Las veces que sus ojos eran estrellas, Iwaizumi no podía dejar de mirarlos.
Oikawa era hermoso y aun así pocas veces se lo creía. Él estaba ahí para repetírselo una y otra vez, a besos, a caricias, a mordidas. Al precio que fuera necesario.
A veces era como un cachorro, buscaba atención constante, que su amigo de la infancia estuviera ahí para él, que su novio le acariciara el cabello en las tardes que pasaban viendo historias de ciencia ficción, que la estrella del equipo de debiera sus anotaciones a sus habilidades como colocador. Qué perfecto que para Oikawa, esos tres fueran la misma persona.
Otras veces, era como un dios y él mimo regresaba la veneración recibida. Sólo de vez en cuando, era él quien se acercaba a Iwaizumi de forma como si estuviera acechando a una presa, susurraba a su oído sentencias que lo ruborizaban. Y se lo comía a besos. Hajime nunca admitiría que amaba esa manera suya de tomar la iniciativa.
No frente a él.
Porque a veces, a Iwaizumi le gustaría bajarle ese ego tan suyo, y otras le gustaría subirle esa nula confianza en sí mismo.

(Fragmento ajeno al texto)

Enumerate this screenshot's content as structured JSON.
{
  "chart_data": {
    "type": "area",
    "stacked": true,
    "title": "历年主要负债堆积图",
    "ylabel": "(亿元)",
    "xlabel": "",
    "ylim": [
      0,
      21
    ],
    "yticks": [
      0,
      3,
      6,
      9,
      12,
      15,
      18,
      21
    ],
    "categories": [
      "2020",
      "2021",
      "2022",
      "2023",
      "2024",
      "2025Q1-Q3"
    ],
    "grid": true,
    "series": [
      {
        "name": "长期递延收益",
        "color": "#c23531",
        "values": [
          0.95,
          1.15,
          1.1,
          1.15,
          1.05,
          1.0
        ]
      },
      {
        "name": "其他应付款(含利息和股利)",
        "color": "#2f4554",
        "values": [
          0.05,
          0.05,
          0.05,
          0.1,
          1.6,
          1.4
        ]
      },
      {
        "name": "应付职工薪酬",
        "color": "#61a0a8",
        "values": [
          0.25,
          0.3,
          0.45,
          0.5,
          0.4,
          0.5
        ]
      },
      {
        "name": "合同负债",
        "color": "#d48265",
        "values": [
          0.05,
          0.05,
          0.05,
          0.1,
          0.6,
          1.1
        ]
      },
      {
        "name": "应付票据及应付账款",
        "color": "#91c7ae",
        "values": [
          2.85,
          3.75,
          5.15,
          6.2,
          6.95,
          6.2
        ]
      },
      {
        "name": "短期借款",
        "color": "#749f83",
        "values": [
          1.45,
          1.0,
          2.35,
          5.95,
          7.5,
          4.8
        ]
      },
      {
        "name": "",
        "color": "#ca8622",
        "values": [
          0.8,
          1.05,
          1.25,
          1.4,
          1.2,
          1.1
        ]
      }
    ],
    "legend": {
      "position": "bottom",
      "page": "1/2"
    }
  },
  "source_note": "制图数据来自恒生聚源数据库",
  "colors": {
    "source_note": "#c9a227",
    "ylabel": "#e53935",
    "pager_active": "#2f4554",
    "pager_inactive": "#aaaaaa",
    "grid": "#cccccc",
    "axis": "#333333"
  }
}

Hay días en los que sus ojos se nublan. Él sabe que llueven por días, no podía mentirle aunque quisiera. Oikawa nunca quiere hablar al respecto. Sabe que no es lo más sano, que tanta humedad no es buena, pero él qué puede hacer.
Otras veces, como ya se ha dicho, sus ojos son estrellas. Es como un niño y se emociona ante el detalle más insignificante. Una película sobre el espacio. Una anotación fortuita. Una llamada a media noche porque demonios Oikawa, no puedo dormir, Una visita inesperada. Un beso.
Brillan, haciendo una vía láctea de color chocolate, que sólo está cubierto por sus pestañas. Iwaizumi no podría dejar de mirarlos por mucho que quisiera. Ni porque vamos, ya sé que soy hermoso, pero me vas a desgastar si me sigues mirando así.
Ojalá siempre brillaran así. Nunca se lo diría. Éstos son los secretos de adolescencia de Iwaizumi Hajime. Guardaba cada pequeño instante en su memoria, para así recordarlo bien el día en el que llegara el momento de ir a la universidad y separarse más tiempo del que jamás estuvieron apartados el uno del otro.
Cuando al fin se duerme entre sus brazos, incluso si se suponía que él iba a dormir en el futón después de que Oikawa cayera en la trampa de Morfeo, es incapaz de dejarlo. Tendré que comprar un telescopio, confiesa.
No sabe ni qué hará con él. Bien podría dejar que Oikawa se lo lleve a Tokio, y que sienta lo hermoso que sería ver un espejo. O podría dejárselo para sí, para no extrañar de más a esas estrellas.